Privacy Commissioner Daniel Therrien holds a news conference at the National Press Theatre in Ottawa on Thursday, Sept. 21, 2017.Sean Kilpatrick/The Canadian Press
Canada's privacy watchdog says the country's digital-privacy laws can grant citizens the right to force search engines to remove websites with incorrect information about themselves from search results, but it's also calling on Ottawa to further study the rights Canadians have to manage their online reputations.
Such a removal is called "de-indexing." There is no such explicit right to it in the Personal Information Protection and Electronic Documents Act (PIPEDA), the Office of the Privacy Commissioner of Canada says. But in what it calls a "draft policy position" released on Friday, the office said that when combined, two provisions of the act – the obligation of companies to use accurate information and the ability of Canadians to challenge that accuracy – can be interpreted as a right to request information about oneself to be de-indexed.
This interpretation means search engines such as Google "must meet their obligations under the Act" and allow Canadians to challenge the results of searches of their name if they believe it turns up inaccurate, incomplete or out of date information – for instance, if they found defamatory content in a blog post.

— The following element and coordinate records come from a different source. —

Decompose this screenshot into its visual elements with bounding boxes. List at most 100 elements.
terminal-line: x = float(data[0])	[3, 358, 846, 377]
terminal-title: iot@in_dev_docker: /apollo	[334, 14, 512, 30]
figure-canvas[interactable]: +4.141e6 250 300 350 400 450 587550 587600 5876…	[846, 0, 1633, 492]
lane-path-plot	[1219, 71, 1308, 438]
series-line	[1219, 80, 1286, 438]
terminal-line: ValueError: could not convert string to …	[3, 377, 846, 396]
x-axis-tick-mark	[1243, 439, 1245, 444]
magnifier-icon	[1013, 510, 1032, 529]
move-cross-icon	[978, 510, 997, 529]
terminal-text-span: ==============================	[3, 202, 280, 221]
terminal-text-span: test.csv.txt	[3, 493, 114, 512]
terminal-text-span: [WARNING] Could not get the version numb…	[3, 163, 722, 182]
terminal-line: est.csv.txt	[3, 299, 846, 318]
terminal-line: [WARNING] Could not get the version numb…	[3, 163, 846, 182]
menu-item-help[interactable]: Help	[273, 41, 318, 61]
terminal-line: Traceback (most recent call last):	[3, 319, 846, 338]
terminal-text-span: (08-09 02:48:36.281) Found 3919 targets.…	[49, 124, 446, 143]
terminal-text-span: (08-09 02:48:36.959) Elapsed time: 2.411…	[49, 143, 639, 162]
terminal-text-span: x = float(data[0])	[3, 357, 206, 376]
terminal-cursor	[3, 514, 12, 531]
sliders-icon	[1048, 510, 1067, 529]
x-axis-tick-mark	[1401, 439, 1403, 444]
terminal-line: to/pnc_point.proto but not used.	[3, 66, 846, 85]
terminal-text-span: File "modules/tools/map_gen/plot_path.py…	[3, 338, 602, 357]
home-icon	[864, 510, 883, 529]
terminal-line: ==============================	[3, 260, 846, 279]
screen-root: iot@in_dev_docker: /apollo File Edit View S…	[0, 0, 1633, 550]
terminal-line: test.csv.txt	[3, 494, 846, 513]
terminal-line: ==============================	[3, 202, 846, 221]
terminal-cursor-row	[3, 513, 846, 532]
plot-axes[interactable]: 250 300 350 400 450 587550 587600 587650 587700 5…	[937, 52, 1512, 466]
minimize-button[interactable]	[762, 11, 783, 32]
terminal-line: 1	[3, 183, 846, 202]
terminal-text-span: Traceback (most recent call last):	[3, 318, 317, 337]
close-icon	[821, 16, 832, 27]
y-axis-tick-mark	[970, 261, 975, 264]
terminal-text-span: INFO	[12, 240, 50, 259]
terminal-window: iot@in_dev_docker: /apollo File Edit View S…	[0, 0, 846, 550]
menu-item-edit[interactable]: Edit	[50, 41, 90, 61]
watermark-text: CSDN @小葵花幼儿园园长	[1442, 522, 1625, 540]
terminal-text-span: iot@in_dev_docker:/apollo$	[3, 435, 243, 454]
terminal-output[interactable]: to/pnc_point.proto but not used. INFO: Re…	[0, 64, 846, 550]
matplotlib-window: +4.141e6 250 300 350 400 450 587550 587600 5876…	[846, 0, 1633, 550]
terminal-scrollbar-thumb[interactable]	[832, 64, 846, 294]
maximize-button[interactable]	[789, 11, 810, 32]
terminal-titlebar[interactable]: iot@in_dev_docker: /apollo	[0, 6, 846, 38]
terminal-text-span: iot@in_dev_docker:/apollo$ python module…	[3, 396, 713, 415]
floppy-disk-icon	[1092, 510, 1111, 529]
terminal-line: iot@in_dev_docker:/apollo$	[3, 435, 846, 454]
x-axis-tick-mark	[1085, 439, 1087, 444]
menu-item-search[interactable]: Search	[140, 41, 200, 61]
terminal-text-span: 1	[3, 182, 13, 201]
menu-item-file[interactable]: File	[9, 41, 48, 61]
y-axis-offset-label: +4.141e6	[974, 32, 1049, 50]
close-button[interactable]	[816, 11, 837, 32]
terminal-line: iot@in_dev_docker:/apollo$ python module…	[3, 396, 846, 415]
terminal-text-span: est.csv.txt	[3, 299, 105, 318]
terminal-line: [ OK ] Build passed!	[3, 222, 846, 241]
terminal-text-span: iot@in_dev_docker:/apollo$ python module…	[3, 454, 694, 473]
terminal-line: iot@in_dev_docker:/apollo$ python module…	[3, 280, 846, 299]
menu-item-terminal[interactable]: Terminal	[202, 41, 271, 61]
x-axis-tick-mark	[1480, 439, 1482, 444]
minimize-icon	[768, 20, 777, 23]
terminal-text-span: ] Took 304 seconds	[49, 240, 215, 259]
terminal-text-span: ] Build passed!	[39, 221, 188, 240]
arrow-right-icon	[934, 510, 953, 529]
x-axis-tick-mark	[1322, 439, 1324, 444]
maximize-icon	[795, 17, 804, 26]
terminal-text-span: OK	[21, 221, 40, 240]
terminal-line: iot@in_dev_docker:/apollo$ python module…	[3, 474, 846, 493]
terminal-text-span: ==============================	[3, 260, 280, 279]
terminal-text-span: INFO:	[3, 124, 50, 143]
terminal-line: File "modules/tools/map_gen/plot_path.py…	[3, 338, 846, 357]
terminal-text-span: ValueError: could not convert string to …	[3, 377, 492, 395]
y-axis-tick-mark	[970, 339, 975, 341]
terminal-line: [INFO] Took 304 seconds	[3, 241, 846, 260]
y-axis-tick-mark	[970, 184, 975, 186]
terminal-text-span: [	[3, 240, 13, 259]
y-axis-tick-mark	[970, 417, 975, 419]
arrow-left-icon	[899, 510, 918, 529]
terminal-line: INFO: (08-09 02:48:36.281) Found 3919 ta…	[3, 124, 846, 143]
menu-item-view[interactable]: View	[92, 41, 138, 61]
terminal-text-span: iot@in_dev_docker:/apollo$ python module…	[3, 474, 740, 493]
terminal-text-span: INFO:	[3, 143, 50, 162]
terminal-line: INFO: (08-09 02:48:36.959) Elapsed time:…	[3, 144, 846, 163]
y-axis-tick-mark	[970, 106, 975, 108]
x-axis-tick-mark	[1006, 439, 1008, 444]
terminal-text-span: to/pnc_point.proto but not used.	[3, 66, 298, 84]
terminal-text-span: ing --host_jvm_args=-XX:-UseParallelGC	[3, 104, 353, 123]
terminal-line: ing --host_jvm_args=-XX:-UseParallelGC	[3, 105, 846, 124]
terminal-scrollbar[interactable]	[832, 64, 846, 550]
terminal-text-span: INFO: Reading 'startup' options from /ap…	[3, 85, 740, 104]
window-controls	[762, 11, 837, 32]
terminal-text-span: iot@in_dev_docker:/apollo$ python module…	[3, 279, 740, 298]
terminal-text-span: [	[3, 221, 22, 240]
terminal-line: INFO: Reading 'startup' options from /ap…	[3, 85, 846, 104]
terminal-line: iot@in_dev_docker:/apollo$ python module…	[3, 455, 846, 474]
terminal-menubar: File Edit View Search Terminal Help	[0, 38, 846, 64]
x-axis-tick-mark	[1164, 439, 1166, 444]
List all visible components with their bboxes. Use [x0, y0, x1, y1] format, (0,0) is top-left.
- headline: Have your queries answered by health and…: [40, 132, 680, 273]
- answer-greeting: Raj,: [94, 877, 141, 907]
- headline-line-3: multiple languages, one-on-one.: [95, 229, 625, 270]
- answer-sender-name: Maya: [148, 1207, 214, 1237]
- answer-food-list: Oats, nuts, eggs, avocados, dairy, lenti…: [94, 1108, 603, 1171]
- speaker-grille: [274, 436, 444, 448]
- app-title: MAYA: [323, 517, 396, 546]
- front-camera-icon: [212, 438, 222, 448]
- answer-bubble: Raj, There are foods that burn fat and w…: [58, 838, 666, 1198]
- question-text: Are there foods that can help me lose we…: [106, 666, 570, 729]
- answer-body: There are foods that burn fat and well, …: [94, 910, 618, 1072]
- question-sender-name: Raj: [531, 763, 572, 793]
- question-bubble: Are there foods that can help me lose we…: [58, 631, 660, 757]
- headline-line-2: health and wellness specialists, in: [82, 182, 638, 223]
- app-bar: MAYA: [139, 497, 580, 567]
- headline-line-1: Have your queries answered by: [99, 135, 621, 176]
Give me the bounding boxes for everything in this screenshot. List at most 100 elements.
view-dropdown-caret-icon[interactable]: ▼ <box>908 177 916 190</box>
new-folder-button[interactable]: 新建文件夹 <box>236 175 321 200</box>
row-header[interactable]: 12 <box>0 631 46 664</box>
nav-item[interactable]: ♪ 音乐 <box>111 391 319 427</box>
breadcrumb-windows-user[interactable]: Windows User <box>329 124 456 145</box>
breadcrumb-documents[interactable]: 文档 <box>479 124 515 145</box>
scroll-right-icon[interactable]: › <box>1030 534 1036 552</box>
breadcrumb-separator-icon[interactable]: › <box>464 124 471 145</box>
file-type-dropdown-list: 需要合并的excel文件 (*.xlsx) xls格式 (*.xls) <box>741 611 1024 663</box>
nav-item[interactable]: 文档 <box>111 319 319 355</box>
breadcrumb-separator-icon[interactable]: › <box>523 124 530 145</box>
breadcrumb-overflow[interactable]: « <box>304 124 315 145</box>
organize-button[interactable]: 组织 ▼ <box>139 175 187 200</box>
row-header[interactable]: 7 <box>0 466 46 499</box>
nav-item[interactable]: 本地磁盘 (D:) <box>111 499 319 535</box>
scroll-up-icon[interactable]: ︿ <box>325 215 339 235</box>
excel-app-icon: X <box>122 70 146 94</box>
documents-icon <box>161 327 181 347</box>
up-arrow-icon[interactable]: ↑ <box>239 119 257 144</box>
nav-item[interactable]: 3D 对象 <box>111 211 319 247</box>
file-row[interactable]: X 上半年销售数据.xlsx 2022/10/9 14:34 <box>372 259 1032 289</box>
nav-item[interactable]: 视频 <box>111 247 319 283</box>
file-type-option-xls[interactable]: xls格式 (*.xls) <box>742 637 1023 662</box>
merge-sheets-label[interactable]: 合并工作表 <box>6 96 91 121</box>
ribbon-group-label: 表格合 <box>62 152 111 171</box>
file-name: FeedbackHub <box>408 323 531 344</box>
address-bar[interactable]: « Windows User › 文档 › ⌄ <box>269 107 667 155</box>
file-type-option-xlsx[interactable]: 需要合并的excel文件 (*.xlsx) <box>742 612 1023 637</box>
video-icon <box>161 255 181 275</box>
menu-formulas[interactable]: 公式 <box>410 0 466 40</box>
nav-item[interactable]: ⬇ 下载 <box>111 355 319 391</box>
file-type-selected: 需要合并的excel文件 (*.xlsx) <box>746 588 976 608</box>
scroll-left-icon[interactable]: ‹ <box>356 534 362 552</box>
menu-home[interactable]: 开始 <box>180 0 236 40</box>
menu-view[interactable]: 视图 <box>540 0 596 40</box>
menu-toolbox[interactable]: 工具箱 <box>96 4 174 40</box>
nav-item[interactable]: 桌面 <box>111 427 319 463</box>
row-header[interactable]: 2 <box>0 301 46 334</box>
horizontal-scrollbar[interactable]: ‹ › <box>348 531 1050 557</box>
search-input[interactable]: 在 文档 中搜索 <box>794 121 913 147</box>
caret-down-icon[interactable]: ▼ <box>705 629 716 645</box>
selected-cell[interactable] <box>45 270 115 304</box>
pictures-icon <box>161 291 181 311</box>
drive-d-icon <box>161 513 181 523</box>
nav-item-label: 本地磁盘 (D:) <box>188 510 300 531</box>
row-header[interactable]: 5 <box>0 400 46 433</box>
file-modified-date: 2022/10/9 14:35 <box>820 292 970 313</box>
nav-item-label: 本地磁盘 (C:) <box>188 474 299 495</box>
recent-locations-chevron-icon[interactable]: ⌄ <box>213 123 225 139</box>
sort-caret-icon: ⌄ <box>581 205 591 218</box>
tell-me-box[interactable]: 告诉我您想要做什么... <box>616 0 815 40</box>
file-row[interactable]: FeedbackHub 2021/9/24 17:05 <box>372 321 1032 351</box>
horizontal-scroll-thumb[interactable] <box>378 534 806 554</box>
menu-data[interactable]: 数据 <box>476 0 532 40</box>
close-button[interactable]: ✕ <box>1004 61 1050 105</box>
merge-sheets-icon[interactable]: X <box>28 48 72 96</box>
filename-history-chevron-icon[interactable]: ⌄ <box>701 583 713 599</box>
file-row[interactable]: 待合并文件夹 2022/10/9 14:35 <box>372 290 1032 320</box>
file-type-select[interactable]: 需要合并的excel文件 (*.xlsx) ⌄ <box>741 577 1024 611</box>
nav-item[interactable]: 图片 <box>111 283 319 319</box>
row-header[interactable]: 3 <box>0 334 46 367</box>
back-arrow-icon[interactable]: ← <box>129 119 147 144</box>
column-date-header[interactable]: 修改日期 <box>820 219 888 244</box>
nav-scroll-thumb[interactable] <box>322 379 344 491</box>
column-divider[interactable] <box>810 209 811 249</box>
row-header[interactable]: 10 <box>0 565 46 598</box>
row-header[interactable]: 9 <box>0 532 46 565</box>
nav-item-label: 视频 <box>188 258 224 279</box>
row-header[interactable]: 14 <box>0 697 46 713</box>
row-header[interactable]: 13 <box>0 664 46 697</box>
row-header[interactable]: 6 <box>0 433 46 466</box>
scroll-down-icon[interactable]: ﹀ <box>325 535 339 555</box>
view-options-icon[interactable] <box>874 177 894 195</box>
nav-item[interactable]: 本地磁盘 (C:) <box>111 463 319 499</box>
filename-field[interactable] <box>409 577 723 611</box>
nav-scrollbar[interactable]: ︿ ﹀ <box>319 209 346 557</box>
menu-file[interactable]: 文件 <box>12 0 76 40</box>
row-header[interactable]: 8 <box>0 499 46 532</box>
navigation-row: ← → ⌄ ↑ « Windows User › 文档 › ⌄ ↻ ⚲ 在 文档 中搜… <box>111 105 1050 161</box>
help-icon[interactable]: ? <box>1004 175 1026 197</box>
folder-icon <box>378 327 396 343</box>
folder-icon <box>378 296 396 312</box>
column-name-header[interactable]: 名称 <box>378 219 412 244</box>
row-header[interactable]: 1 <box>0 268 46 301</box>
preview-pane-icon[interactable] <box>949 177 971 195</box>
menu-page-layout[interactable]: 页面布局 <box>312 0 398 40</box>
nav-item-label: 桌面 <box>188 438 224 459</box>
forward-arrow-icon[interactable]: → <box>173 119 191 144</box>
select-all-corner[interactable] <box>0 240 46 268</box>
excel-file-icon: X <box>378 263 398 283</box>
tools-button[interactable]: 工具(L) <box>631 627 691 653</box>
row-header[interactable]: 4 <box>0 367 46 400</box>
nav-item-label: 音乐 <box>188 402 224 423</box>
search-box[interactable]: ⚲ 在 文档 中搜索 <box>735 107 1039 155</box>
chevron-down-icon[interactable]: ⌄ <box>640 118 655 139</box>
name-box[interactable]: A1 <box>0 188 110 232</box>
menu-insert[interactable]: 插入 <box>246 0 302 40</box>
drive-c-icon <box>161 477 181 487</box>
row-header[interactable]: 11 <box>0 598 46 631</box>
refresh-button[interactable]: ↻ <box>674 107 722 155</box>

Opinion: Why a Canadian right to be forgotten creates more problems than it solves
The paper's release follows consultations that began two years ago and saw submissions from 28 stakeholders. How enforceable the paper's revelations are remains unclear, however, as they swing from specific suggestions for interpreting PIPEDA to asking the federal government to conduct a broad review of online reputation protections. "Elected officials should confirm the right balance between privacy and freedom of expression in our democratic society," the paper says.
Michael Geist, the Canada Research Chair in internet and e-commerce law at the University of Ottawa, says this puts the report's usefulness "on shaky ground." By announcing its reinterpretation of Canadian law, but asking for a parliamentary review, he said, "it's like trying to have your cake and eat it too."
But Privacy Commissioner Daniel Therrien said in an interview that his office is trying to offer Canadians immediate measures to protect their reputations online under current Canadian law, while flagging the issue of competing rights for parliamentarians.
"The right exists under the law as it is, but I recognize that there are legitimate concerns about whether the law has the right balance between privacy and freedom of expression," he said. "And I'm saying: It would be useful for elected officials who are mandated to determine the balance between various rights to examine this."
The office insists it does not intend to replicate the European Union's "right to be forgotten" – the right to demand that search engines delete results that reveal personal information that is "inaccurate, inadequate, irrelevant or excessive" – but rather interpret Canadian law for similar measures. The EU is also months away from enforcing its new General Data Protection Regulation, which aims to harmonize European privacy laws but could change the way privacy controls are viewed around the world through increased territorial scope.
Most of the 28 stakeholders who responded to consultations – including Google Canada, The Globe and Mail and numerous news associations – who brought up the EU "right to be forgotten" argued against adopting it in Canada, with many suggesting it would infringe on freedom-of-expression rights.
While Mr. Therrien admits the new interpretation of Canadian law looks much like the EU's, he said the laws between the jurisdictions frame rights differently. "As a legal matter, in Europe, privacy and freedom of expression are both recognized to have equal weight. In Canada, there's constitutional protection for freedom of expression that obviously will need to be considered."
Google, which found itself at the centre of the EU privacy-versus-expression debate that spurred the "right to be forgotten" rule, declined to comment for this story. But in its submission to the Privacy Commissioner, it argued de-indexing was ineffective and unfair: "Many have likened the European court's ruling to removing the cards from a library card catalog but leaving the books on the shelf. … Decisions to delist URLs can affect users' access to media properties, past decisions by public figures and information about many other topics."
Friday's report also takes a hard stand on protecting young Canadians' reputations, arguing that Parliament should cement rules that "weigh more heavily in favour" of de-indexing or removing content being contested in the case of children or youth.